Redoing Gateway to Bay View?
Ald. Zielinski and designer of proposed 5-story, 72-unit complex on Kinnickinnic offer new version.
A 5-story, 72-unit “Gateway to Bay View,” planned for a highly visible corner lot at 2202 S. Kinnickinnic Ave. was reintroduced to the public at a neighborhood meeting called by Ald. Tony Zielinski Monday, July 20th at the South Shore Park Pavilion. The location includes land where the old Faust Music building long stood.
Described as “prominent and edgy, an aesthetic gateway to Bay View,” when first announced on TonyZielinski.com in 2014, a revised version of the building by Dermond Associates was unveiled in February. Those elevations showed a glassy ribbon of storefronts on the street level. ” The apartments above would be in two layers of two floors each, with the lower being white and the upper being black,” I wrote at the time. [See “Plenty of Horne: The New Gateway to Bay View?”].
The new building on display at Monday’s meeting, in elevations and 3-D model, is still prominent. However, the “edgy” and “aesthetic” elements of the design have been considerably restrained in the new one, which features a limited blue, grey, black and white palette and an emphasis on the vertical that was not seen in the previous version.

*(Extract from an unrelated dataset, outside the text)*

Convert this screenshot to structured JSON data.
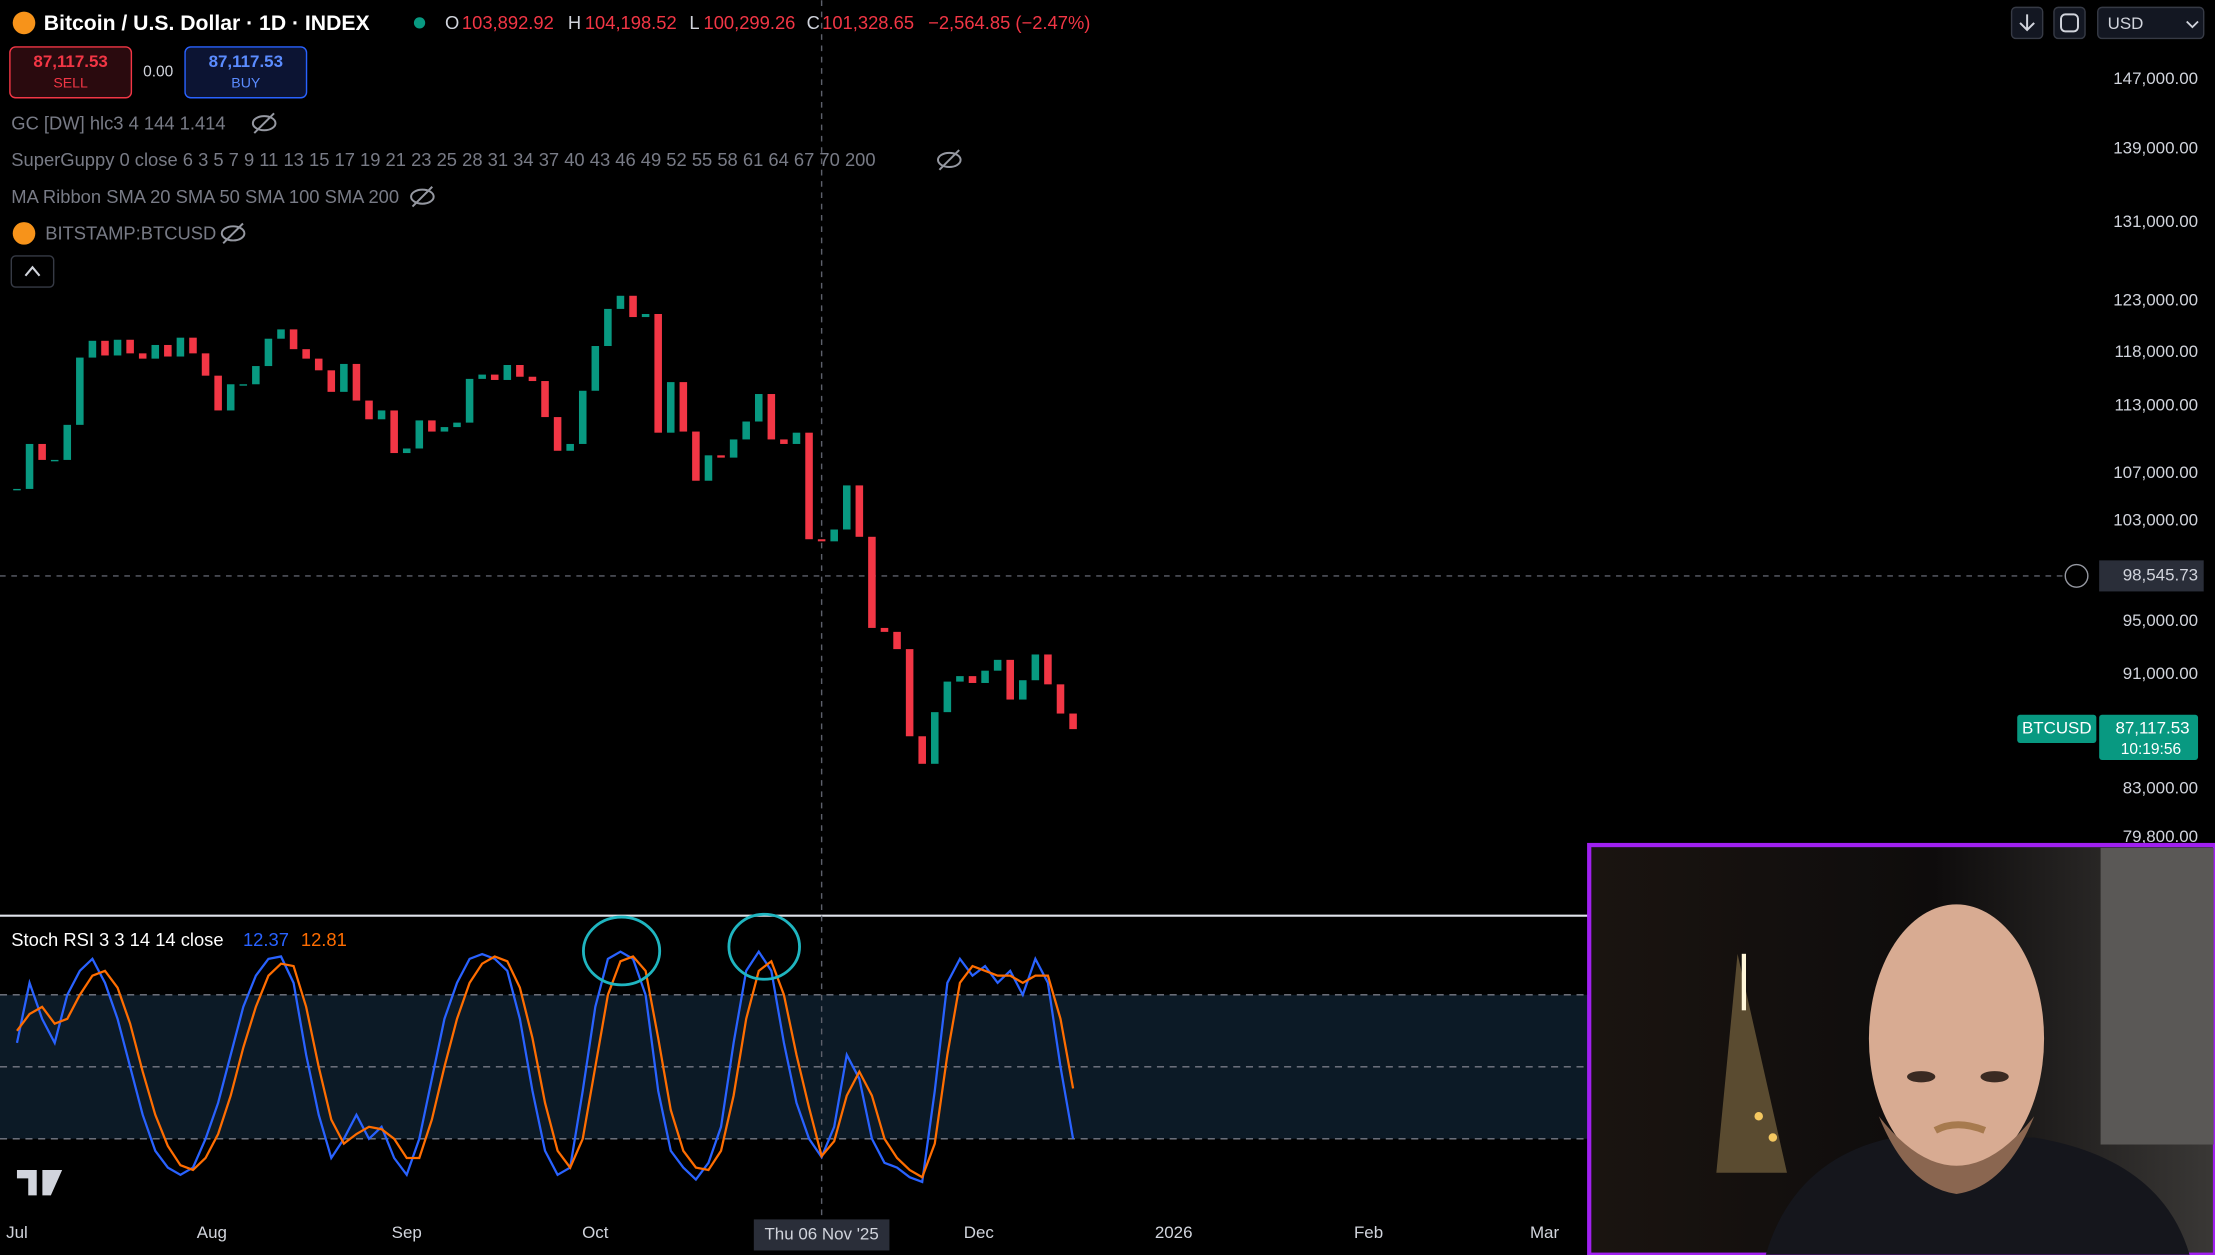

The building’s designer, Joel Agacki of Striegal-Agacki Studio, told the 50 attendees the height of the first-floor, retail segment of the building would be raised to 16 feet rather than the earlier proposal of 14 feet. He also displayed a board that showed four buildings also on corner sites, developed from the late 19th century to today. These sites use broader massing, are taller than adjacent buildings, have articulated corners and a vertical articulation. All of these elements are found in the new proposal, and are packaged in a fairly regular facade, compared to other current developments.
The meeting convened with a statement from Vanessa Koster, Planning Manager of the Milwaukee Department of City Development. She told the attendees the proposal for the privately funded project would require a number of public hearings, including a planned August 17th City Plan Commission hearing, a Zoning, Neighborhoods & Development Committee meeting on September 15th and a vote of the Common Council on September 25th. People who live within a 225-foot radius of the property would receive notice of the impending hearings, she said.
Ald. Zielinski, the host, clad in jeans and a mustard-hued Western shirt rolled up at the sleeves, with his pomaded, eternally brown hair, Reaganesque and glistening in the brilliant summer sunlight, next introduced Miko Erkamaa, who owns the real estate where the development is to be built.
Erkamaa likes historic buildings, he said, and he sure got himself a handful with this one. The original intent was to pursue Historic Tax Credit financing for the redevelopment of the existing frame structures on the property, but that goal was quickly abandoned upon inspection of the subject properties. There is not much hope left when the roof is caving in on an old frame building, he said.
Zielinski then introduced Max Dermond, who plans to develop the building. “Multi-housing projects do very well on corners,” he said. These will be market rate apartments, he added. (And some may be micro-units, it was announced in February.) The amenities in the property will include an exercise facility and security as well as some communal spaces, he said.
The building would have 53 1-bedroom and five 2-bedroom units, with the remaining 11 to be studios, including the possible micro-units. The project budget is $12.4 million.
Agacki, the designer, said a setback to the south was moved from five feet to ten feet from the adjoining building, and that the first floor would also see its height increased two feet to 16 feet. He mentioned the new design’s articulated corners, the vertical division of the facade, and said the structure “echoes what is happening on KK.”
Dermond said he hopes to break ground in early 2016, after an environmental cleanup and a six to eight month permitting process. An added draw for the target clientele would be a Bublr station across the street, that Dermond said he would like, and was incorporated on a site plan on display. This is still in the wishful-thinking stage, however, since the bicycle-rental amenity has not yet penetrated Bay View, as my colleague Jeramey Jannene reported in his story listing the location of the 35 new Bubler stations planned over the next two years.
Dermond said the project will rely on “all private financing,” which he is “very close to securing” at this time.
Seen in the audience was Meagan Holman, who has announced her candidacy for Zielinski’s seat, and who hopes to be the alderman when the new building is built. Another attendee asked if the Faust Music sign on the north side of the building could be preserved. Dermond said there was “no way we can preserve the sign.”
Property owner Erkamaa agreed. “It was a condition of the sale,” he said.